Evaluer·Question de grand

L’oeuf évaluation et la poule enseignement? Ou l’inverse.

Lors de la réunion des tuteurs à l’ESPE cette semaine, un de nos IPR a dit : « dis-moi comment tu évalues, je te dirai comment tu enseignes ». J’ai du coup commencé à réfléchir à la façon dont j’évalue, et c’est vrai qu’on l’observant on sait tout de la façon dont j’enseigne. Et puis cela m’a ramenée aussi à la sempiternelle question : quand on commence à préparer une séquence, commence-t-on par l’évaluation pour construire les contenus des apprentissages ? Ou bien construit-on les contenus d’apprentissages puis l’évaluation, a priori ? Ou bien construit-on les contenus des apprentissages sans l’évaluation, et on verra plus tard ?

Ce sont des questionnements qui reviennent souvent chez les collègues, surtout chez les jeunes collègues.

Pour ma part, je construis mes contenus d’apprentissages, je réfléchis à la façon dont je vais évaluer chaque activité, et on verra l’évaluation pour sa partie écrite plus tard. Il y a plusieurs raisons à cela :

Je suis enseignante. Ma mission première est donc d’enseigner, de transmettre des connaissances et des compétences. Évaluer est une nécessité pour mesurer l’efficacité de mes pratiques et l’adéquation des acquis de mes élèves aux attentes institutionnelles, mais ce n’est pas un objectif en soi. L’évaluation est un outil de contrôle.
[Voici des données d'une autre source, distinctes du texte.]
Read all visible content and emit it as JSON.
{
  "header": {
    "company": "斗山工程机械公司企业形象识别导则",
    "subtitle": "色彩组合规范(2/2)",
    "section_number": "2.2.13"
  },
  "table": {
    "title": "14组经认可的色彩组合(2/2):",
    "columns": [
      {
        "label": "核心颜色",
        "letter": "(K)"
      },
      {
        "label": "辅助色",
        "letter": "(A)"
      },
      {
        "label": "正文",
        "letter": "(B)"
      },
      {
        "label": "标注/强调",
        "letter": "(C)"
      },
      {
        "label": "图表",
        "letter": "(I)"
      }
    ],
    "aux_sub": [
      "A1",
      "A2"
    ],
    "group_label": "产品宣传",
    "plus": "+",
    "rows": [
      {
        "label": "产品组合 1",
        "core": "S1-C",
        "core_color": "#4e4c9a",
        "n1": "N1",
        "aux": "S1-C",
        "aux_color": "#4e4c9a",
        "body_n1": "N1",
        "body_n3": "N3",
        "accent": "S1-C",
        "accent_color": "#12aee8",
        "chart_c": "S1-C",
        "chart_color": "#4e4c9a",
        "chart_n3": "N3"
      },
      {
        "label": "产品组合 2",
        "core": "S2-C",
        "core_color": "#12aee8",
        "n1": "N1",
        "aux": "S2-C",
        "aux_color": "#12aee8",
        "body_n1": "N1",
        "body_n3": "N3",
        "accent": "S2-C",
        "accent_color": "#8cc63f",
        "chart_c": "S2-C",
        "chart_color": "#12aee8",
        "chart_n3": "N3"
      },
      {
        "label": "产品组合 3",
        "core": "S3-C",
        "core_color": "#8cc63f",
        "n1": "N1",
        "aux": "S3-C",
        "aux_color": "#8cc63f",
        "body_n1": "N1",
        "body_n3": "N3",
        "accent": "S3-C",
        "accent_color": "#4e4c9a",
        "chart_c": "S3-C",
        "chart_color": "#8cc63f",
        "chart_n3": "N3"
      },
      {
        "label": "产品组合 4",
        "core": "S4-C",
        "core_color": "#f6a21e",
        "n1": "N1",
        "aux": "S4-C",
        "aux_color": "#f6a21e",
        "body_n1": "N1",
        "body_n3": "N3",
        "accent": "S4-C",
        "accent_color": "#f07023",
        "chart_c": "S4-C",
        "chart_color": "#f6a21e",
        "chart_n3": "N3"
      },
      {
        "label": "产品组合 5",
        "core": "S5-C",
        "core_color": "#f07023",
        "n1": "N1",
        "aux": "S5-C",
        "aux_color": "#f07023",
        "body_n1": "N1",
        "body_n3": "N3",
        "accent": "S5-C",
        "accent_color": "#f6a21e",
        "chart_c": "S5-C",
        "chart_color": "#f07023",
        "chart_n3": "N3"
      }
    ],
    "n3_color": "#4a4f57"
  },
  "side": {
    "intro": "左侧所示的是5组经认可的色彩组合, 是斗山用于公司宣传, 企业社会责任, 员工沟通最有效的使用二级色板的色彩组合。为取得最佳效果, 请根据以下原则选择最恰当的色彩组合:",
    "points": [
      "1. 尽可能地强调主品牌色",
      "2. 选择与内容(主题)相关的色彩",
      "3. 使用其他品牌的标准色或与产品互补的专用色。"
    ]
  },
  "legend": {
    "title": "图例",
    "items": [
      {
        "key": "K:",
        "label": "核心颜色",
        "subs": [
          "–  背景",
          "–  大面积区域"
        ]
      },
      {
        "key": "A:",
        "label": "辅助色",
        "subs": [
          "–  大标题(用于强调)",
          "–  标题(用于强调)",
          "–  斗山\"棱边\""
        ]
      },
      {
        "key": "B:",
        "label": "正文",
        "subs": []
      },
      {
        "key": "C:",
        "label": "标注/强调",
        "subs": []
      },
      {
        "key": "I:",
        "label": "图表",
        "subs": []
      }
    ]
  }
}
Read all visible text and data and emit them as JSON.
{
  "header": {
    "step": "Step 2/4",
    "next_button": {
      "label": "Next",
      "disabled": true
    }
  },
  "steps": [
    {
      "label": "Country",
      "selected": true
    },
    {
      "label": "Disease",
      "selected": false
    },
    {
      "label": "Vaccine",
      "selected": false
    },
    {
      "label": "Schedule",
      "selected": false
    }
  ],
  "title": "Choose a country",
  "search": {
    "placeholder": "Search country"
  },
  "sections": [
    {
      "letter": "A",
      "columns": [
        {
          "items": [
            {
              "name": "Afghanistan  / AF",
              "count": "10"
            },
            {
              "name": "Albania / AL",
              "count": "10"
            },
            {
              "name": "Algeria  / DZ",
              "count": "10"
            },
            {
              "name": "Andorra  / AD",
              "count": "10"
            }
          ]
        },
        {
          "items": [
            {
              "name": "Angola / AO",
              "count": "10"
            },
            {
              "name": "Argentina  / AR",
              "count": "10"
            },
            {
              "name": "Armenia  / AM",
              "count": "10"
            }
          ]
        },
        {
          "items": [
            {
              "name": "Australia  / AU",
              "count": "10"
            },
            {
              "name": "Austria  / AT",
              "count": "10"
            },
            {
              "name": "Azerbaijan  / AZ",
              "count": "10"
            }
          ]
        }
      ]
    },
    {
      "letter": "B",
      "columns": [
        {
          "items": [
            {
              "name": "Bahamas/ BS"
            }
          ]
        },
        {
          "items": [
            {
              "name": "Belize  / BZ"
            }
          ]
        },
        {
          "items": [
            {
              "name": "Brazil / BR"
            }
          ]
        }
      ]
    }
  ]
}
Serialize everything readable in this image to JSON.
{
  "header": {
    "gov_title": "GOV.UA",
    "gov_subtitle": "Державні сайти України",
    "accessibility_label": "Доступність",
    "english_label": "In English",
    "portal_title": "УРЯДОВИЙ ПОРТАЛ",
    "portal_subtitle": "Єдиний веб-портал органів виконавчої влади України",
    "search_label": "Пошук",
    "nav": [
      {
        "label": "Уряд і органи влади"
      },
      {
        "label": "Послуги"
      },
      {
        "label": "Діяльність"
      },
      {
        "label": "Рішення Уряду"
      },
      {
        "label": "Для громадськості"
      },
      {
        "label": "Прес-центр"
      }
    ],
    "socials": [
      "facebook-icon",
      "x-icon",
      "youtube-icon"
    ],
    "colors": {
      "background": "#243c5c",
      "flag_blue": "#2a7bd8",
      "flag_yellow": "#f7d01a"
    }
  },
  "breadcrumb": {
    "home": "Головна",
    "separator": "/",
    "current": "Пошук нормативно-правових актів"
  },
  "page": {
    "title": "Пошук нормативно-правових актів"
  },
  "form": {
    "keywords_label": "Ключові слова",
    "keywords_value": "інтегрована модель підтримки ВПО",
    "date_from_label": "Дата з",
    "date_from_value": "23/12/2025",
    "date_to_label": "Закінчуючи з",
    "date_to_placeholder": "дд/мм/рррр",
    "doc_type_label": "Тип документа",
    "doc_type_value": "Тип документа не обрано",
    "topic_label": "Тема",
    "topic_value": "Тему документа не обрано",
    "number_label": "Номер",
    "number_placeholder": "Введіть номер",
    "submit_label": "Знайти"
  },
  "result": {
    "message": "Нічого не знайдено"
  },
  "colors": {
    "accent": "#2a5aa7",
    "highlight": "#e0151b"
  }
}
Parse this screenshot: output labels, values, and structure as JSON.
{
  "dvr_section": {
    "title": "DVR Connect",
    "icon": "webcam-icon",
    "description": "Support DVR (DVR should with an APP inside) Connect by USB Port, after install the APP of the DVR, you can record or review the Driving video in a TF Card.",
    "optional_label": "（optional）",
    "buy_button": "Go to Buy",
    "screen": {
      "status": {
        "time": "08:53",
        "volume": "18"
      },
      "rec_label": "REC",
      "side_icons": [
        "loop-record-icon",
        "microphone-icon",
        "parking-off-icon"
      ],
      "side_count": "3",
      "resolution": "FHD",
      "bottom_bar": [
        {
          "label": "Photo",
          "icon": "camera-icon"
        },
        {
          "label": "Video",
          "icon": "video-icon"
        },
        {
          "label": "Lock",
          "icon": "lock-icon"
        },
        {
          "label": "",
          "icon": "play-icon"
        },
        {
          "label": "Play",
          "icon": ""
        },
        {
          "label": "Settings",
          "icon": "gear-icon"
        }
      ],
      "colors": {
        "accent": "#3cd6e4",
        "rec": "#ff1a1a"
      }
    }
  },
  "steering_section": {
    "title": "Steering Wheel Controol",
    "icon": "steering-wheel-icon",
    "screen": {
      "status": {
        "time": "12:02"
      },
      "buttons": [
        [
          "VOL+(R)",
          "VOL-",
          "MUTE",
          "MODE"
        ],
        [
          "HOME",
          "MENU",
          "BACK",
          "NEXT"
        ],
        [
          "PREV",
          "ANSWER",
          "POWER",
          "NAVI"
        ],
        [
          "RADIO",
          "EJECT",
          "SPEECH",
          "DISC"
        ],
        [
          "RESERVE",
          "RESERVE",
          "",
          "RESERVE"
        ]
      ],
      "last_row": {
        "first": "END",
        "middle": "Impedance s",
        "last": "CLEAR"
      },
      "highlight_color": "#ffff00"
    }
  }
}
J’ai donc besoin d’évaluer en continu : lors de telle activité, les élèves m’écriront un résumé de ce qu’ils ont compris, lors de telle autre j’enregistrerai, lors d’une autre encore je ramasserai des traces. De même, je sais quelles compétences seront évaluées plus tard. Mais quelles questions je leur poserai à l’écrit, je ne sais pas : je ne peux pas prévoir une évaluation avant d’avoir observé et écouté mes élèves réagir. Nous abordons des choses non prévues au départ, parfois j’en mets entre parenthèses momentanément, car c’est trop tôt ou inutile, leurs difficultés sont toujours originales, et ils ont des idées de contenus d’évaluation dont je tiendrai compte ;

Je ne veux pas, philosophiquement, que mon enseignement soit tourné vers une mesure ponctuelle. L’évaluation étant continue et par le filtre de compétences, une évaluation ponctuelle n’a qu’une importance relative : l’évaluation des élèves est dynamique, et évolue en fonction d’une foule de facteurs. Lorsque je voyais des stagiaires commencer par préparer l’évaluation de fin de chapitre, j’étais frappée par le manque de liberté que cela générait : ils ne se demandaient plus ce qu’il est important de savoir et de savoir faire, ils se demandaient quels exercices choisir pour amener les élèves à réussir l’évaluation. Or tant mieux si les élèves réussissent leurs évaluations, mais nous devons avant tout les amener à grandir, apprendre, apprendre à aimer savoir, devenir des adultes à part entière, prendre conscience et assumer leur altérité. Alors une évaluation, là-dedans, c’est un peu du pipi de chat, si je puis me permettre.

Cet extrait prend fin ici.